Evolution of a southeast Australian coastally trapped disturbance

C.J.C. Reason
K.J. Tory
P.L. Jackson


Meteor. Atmos. Phys.,70, 141-165, 1999

Abstract

The southeast Australian coastally trapped disturbance (CTD) of 9-11 November 1982 that was previously studied by Holland and Leslie is re-visited. Additional observational data not considered by these authors and a numerical simulation using the Colorado State University Regional Atmospheric Modeling System (RAMS) are used for this purpose. Following initiation of the event on the south coast, mesoscale ridging propagated along the east coast to just north of Brisbane. Associated with the arrival of the event were a marked increase in surface pressure, drop in temperature and a shift and strengthening of the wind. While the simulation does not always appear to capture the details of the boundary layer as well as one would like, it does represent the main features of the event, including the speed of propagation along the coast, reasonably well.
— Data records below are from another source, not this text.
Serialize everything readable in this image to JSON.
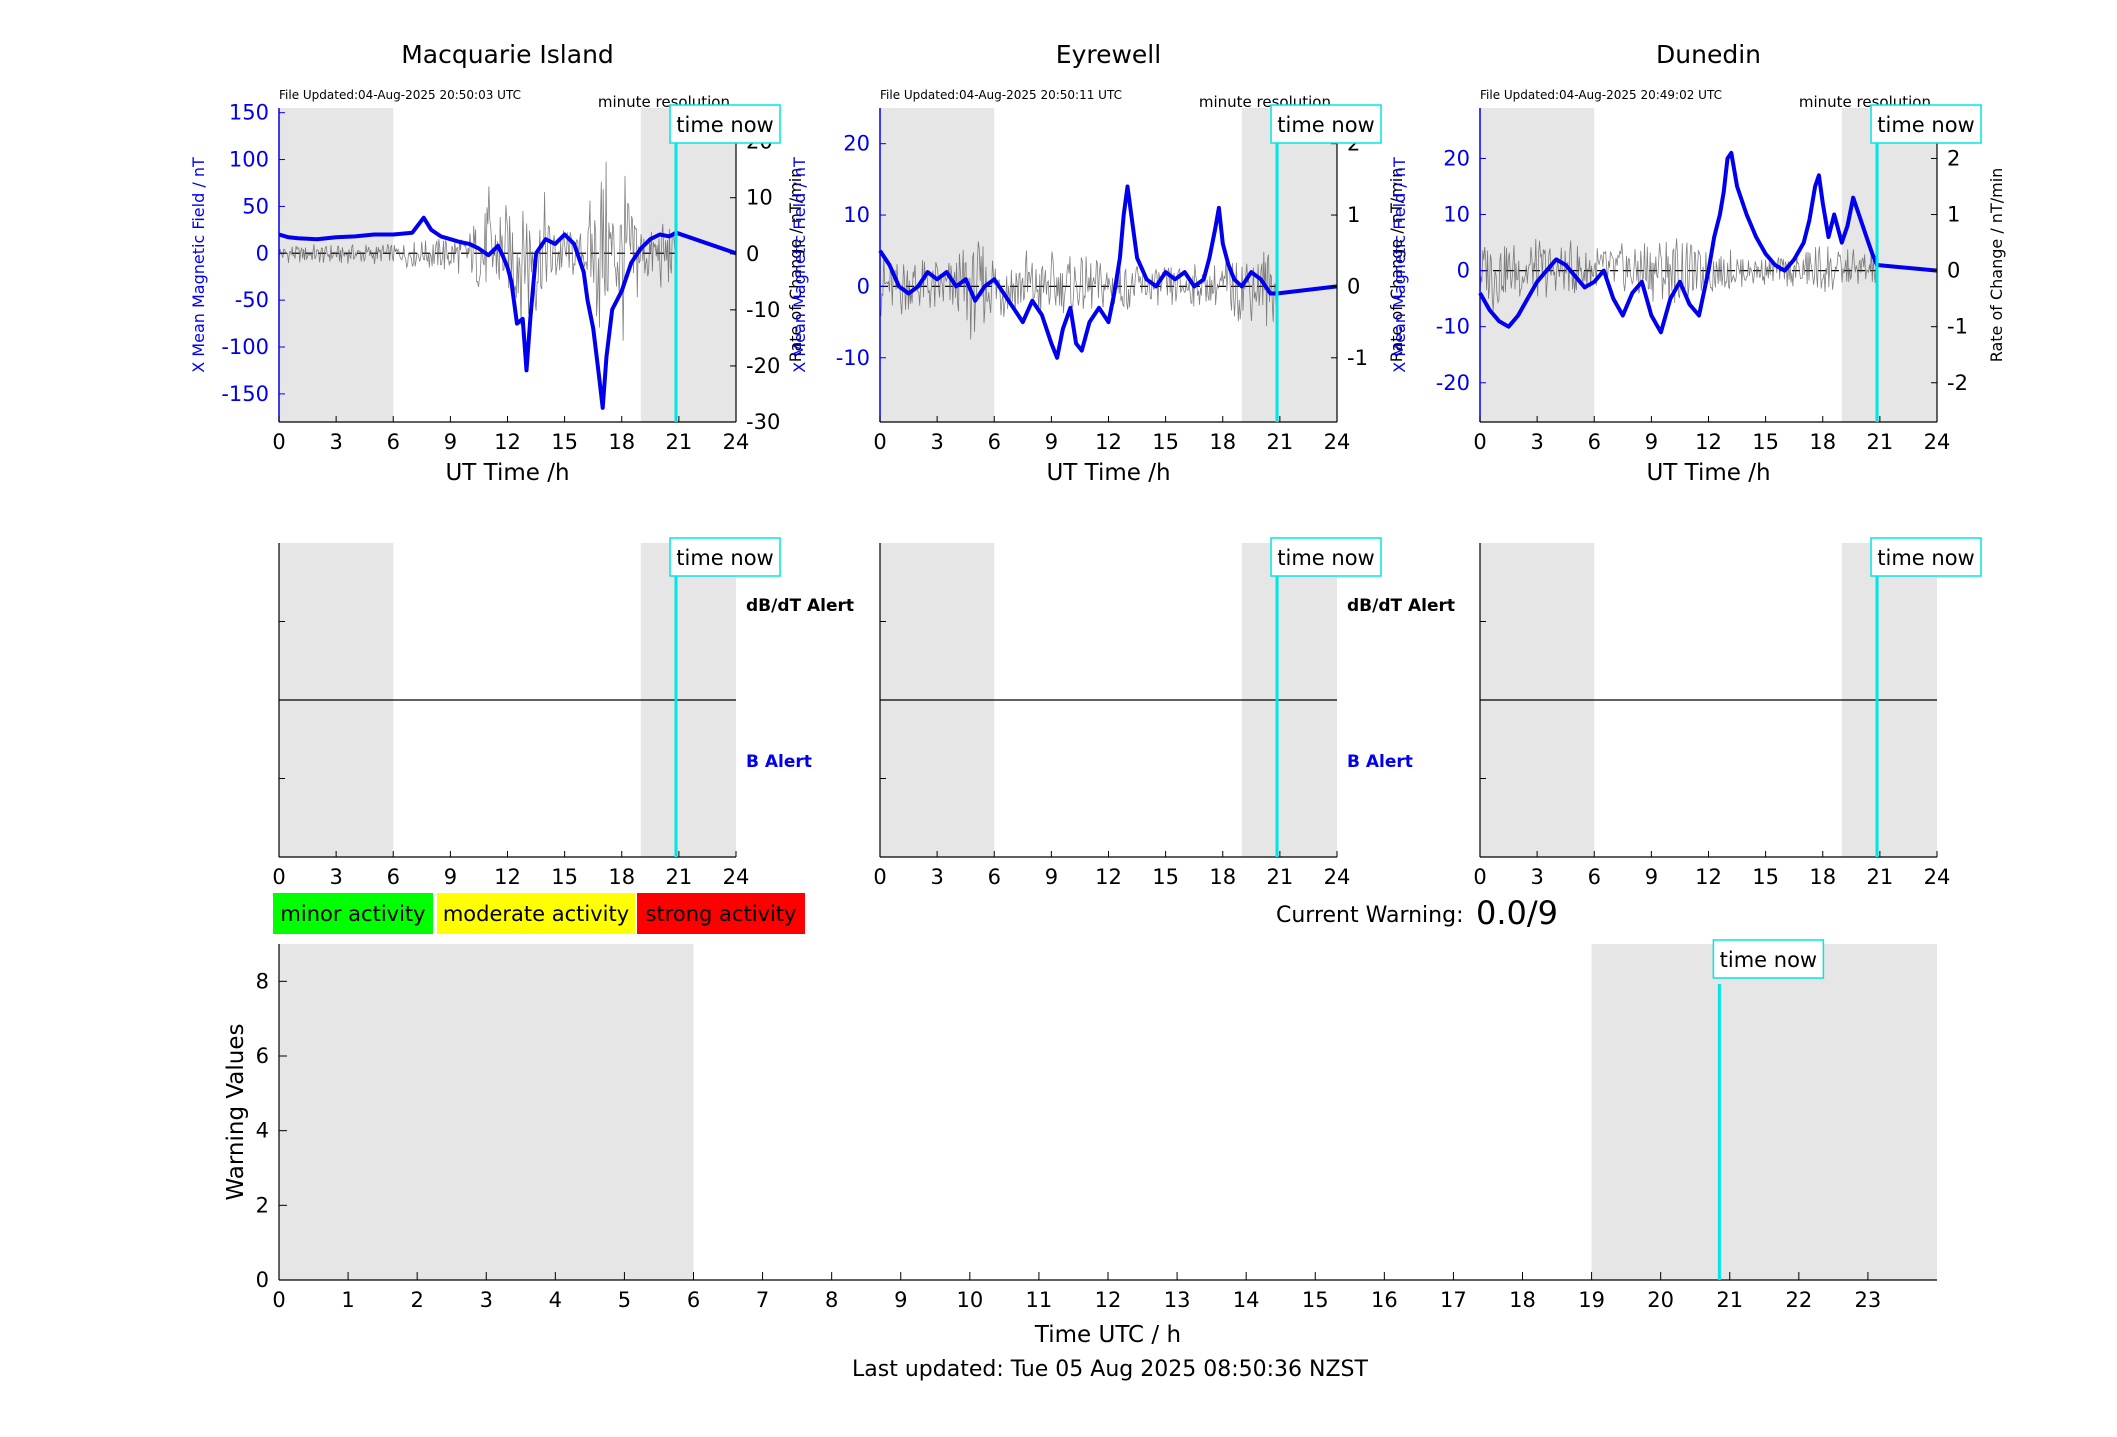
{
  "footer": {
    "last_updated": "Last updated: Tue 05 Aug 2025 08:50:36 NZST"
  },
  "common": {
    "time_now_label": "time now",
    "minute_resolution": "minute resolution",
    "x_axis_label": "UT Time /h",
    "left_axis_label": "X Mean Magnetic Field / nT",
    "right_axis_label": "Rate of Change / nT/min",
    "dbdt_alert": "dB/dT Alert",
    "b_alert": "B Alert",
    "time_now_hour": 20.85,
    "x_ticks": [
      "0",
      "3",
      "6",
      "9",
      "12",
      "15",
      "18",
      "21",
      "24"
    ],
    "x_range": [
      0,
      24
    ],
    "night_bands_hours": [
      [
        0,
        6
      ],
      [
        19,
        24
      ]
    ],
    "colors": {
      "field_line": "#0000ee",
      "rate_line": "#555555",
      "time_now": "#00e5e5",
      "night_band": "#e6e6e6",
      "axis_blue": "#0000ee"
    }
  },
  "legend": {
    "minor": "minor activity",
    "moderate": "moderate activity",
    "strong": "strong activity",
    "minor_color": "#00ff00",
    "moderate_color": "#ffff00",
    "strong_color": "#ff0000"
  },
  "current_warning": {
    "label": "Current Warning:",
    "value": "0.0/9"
  },
  "chart_data": [
    {
      "type": "line",
      "title": "Macquarie Island",
      "file_updated": "File Updated:04-Aug-2025 20:50:03 UTC",
      "xlabel": "UT Time /h",
      "ylabel": "X Mean Magnetic Field / nT",
      "y2label": "Rate of Change / nT/min",
      "xlim": [
        0,
        24
      ],
      "ylim": [
        -180,
        155
      ],
      "y2lim": [
        -30,
        26
      ],
      "y_ticks": [
        "-150",
        "-100",
        "-50",
        "0",
        "50",
        "100",
        "150"
      ],
      "y2_ticks": [
        "-30",
        "-20",
        "-10",
        "0",
        "10",
        "20"
      ],
      "series": [
        {
          "kind": "field",
          "x": [
            0,
            0.5,
            1,
            2,
            3,
            4,
            5,
            6,
            7,
            7.6,
            8,
            8.5,
            9,
            9.5,
            10,
            10.5,
            11,
            11.5,
            11.8,
            12,
            12.2,
            12.5,
            12.8,
            13,
            13.2,
            13.5,
            14,
            14.5,
            15,
            15.5,
            16,
            16.2,
            16.5,
            16.8,
            17,
            17.2,
            17.5,
            18,
            18.5,
            19,
            19.5,
            20,
            20.5,
            20.85,
            24
          ],
          "y": [
            20,
            17,
            16,
            15,
            17,
            18,
            20,
            20,
            22,
            38,
            25,
            18,
            15,
            12,
            10,
            5,
            -2,
            8,
            -5,
            -15,
            -30,
            -75,
            -70,
            -125,
            -70,
            0,
            15,
            10,
            20,
            10,
            -20,
            -50,
            -80,
            -130,
            -165,
            -110,
            -60,
            -40,
            -10,
            5,
            15,
            20,
            18,
            22,
            0
          ]
        },
        {
          "kind": "rate",
          "amplitude": [
            [
              0,
              2
            ],
            [
              6,
              2
            ],
            [
              10,
              5
            ],
            [
              11,
              14
            ],
            [
              12,
              10
            ],
            [
              13,
              16
            ],
            [
              15,
              6
            ],
            [
              16,
              4
            ],
            [
              17,
              22
            ],
            [
              17.5,
              14
            ],
            [
              18,
              18
            ],
            [
              19,
              8
            ],
            [
              20.85,
              6
            ]
          ]
        }
      ]
    },
    {
      "type": "line",
      "title": "Eyrewell",
      "file_updated": "File Updated:04-Aug-2025 20:50:11 UTC",
      "xlabel": "UT Time /h",
      "ylabel": "X Mean Magnetic Field / nT",
      "y2label": "Rate of Change / nT/min",
      "xlim": [
        0,
        24
      ],
      "ylim": [
        -19,
        25
      ],
      "y2lim": [
        -1.9,
        2.5
      ],
      "y_ticks": [
        "-10",
        "0",
        "10",
        "20"
      ],
      "y2_ticks": [
        "-1",
        "0",
        "1",
        "2"
      ],
      "series": [
        {
          "kind": "field",
          "x": [
            0,
            0.5,
            1,
            1.5,
            2,
            2.5,
            3,
            3.5,
            4,
            4.5,
            5,
            5.5,
            6,
            6.5,
            7,
            7.5,
            8,
            8.5,
            9,
            9.3,
            9.6,
            10,
            10.3,
            10.6,
            11,
            11.5,
            12,
            12.3,
            12.6,
            12.8,
            13,
            13.2,
            13.5,
            14,
            14.5,
            15,
            15.5,
            16,
            16.5,
            17,
            17.3,
            17.6,
            17.8,
            18,
            18.3,
            18.6,
            19,
            19.5,
            20,
            20.5,
            20.85,
            24
          ],
          "y": [
            5,
            3,
            0,
            -1,
            0,
            2,
            1,
            2,
            0,
            1,
            -2,
            0,
            1,
            -1,
            -3,
            -5,
            -2,
            -4,
            -8,
            -10,
            -6,
            -3,
            -8,
            -9,
            -5,
            -3,
            -5,
            -1,
            4,
            10,
            14,
            10,
            4,
            1,
            0,
            2,
            1,
            2,
            0,
            1,
            4,
            8,
            11,
            6,
            3,
            1,
            0,
            2,
            1,
            -1,
            -1,
            0
          ]
        },
        {
          "kind": "rate",
          "amplitude": [
            [
              0,
              0.5
            ],
            [
              4,
              0.5
            ],
            [
              5,
              0.9
            ],
            [
              6,
              0.6
            ],
            [
              8,
              0.6
            ],
            [
              10,
              0.5
            ],
            [
              12,
              0.4
            ],
            [
              14,
              0.4
            ],
            [
              17,
              0.3
            ],
            [
              19,
              0.6
            ],
            [
              20.85,
              0.7
            ]
          ]
        }
      ]
    },
    {
      "type": "line",
      "title": "Dunedin",
      "file_updated": "File Updated:04-Aug-2025 20:49:02 UTC",
      "xlabel": "UT Time /h",
      "ylabel": "X Mean Magnetic Field / nT",
      "y2label": "Rate of Change / nT/min",
      "xlim": [
        0,
        24
      ],
      "ylim": [
        -27,
        29
      ],
      "y2lim": [
        -2.7,
        2.9
      ],
      "y_ticks": [
        "-20",
        "-10",
        "0",
        "10",
        "20"
      ],
      "y2_ticks": [
        "-2",
        "-1",
        "0",
        "1",
        "2"
      ],
      "series": [
        {
          "kind": "field",
          "x": [
            0,
            0.5,
            1,
            1.5,
            2,
            2.5,
            3,
            3.5,
            4,
            4.5,
            5,
            5.5,
            6,
            6.5,
            7,
            7.5,
            8,
            8.5,
            9,
            9.5,
            10,
            10.5,
            11,
            11.5,
            12,
            12.3,
            12.6,
            12.8,
            13,
            13.2,
            13.5,
            14,
            14.5,
            15,
            15.5,
            16,
            16.5,
            17,
            17.3,
            17.6,
            17.8,
            18,
            18.3,
            18.6,
            19,
            19.3,
            19.6,
            20,
            20.3,
            20.6,
            20.85,
            24
          ],
          "y": [
            -4,
            -7,
            -9,
            -10,
            -8,
            -5,
            -2,
            0,
            2,
            1,
            -1,
            -3,
            -2,
            0,
            -5,
            -8,
            -4,
            -2,
            -8,
            -11,
            -5,
            -2,
            -6,
            -8,
            0,
            6,
            10,
            14,
            20,
            21,
            15,
            10,
            6,
            3,
            1,
            0,
            2,
            5,
            9,
            15,
            17,
            12,
            6,
            10,
            5,
            8,
            13,
            9,
            6,
            3,
            1,
            0
          ]
        },
        {
          "kind": "rate",
          "amplitude": [
            [
              0,
              0.9
            ],
            [
              3,
              0.6
            ],
            [
              6,
              0.5
            ],
            [
              8,
              0.7
            ],
            [
              10,
              0.8
            ],
            [
              12,
              0.5
            ],
            [
              15,
              0.3
            ],
            [
              17,
              0.4
            ],
            [
              18,
              0.7
            ],
            [
              19,
              0.4
            ],
            [
              20.85,
              0.5
            ]
          ]
        }
      ]
    },
    {
      "type": "line",
      "title": "",
      "xlabel": "Time UTC / h",
      "ylabel": "Warning Values",
      "xlim": [
        0,
        24
      ],
      "ylim": [
        0,
        9
      ],
      "x_ticks": [
        "0",
        "1",
        "2",
        "3",
        "4",
        "5",
        "6",
        "7",
        "8",
        "9",
        "10",
        "11",
        "12",
        "13",
        "14",
        "15",
        "16",
        "17",
        "18",
        "19",
        "20",
        "21",
        "22",
        "23"
      ],
      "y_ticks": [
        "0",
        "2",
        "4",
        "6",
        "8"
      ],
      "series": []
    }
  ]
}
Similar to the observed, the model event shows gravity current-like characteristics. The significance of topographic variability (e.g. large gap in the coastal mountains at the Hunter Valley) is considered. It is suggested that the topography and ambient stratification in southeastern Australia are less favourable for CTD occurrence than those in southern Africa and western North America where these systems have been extensively studied. Consequently, when CTD do occur in southeastern Australia, the less pronounced topography and weaker stratification may enable local effects to mask the CTD signal to some extent, thereby posing challenges in observation and forecasting.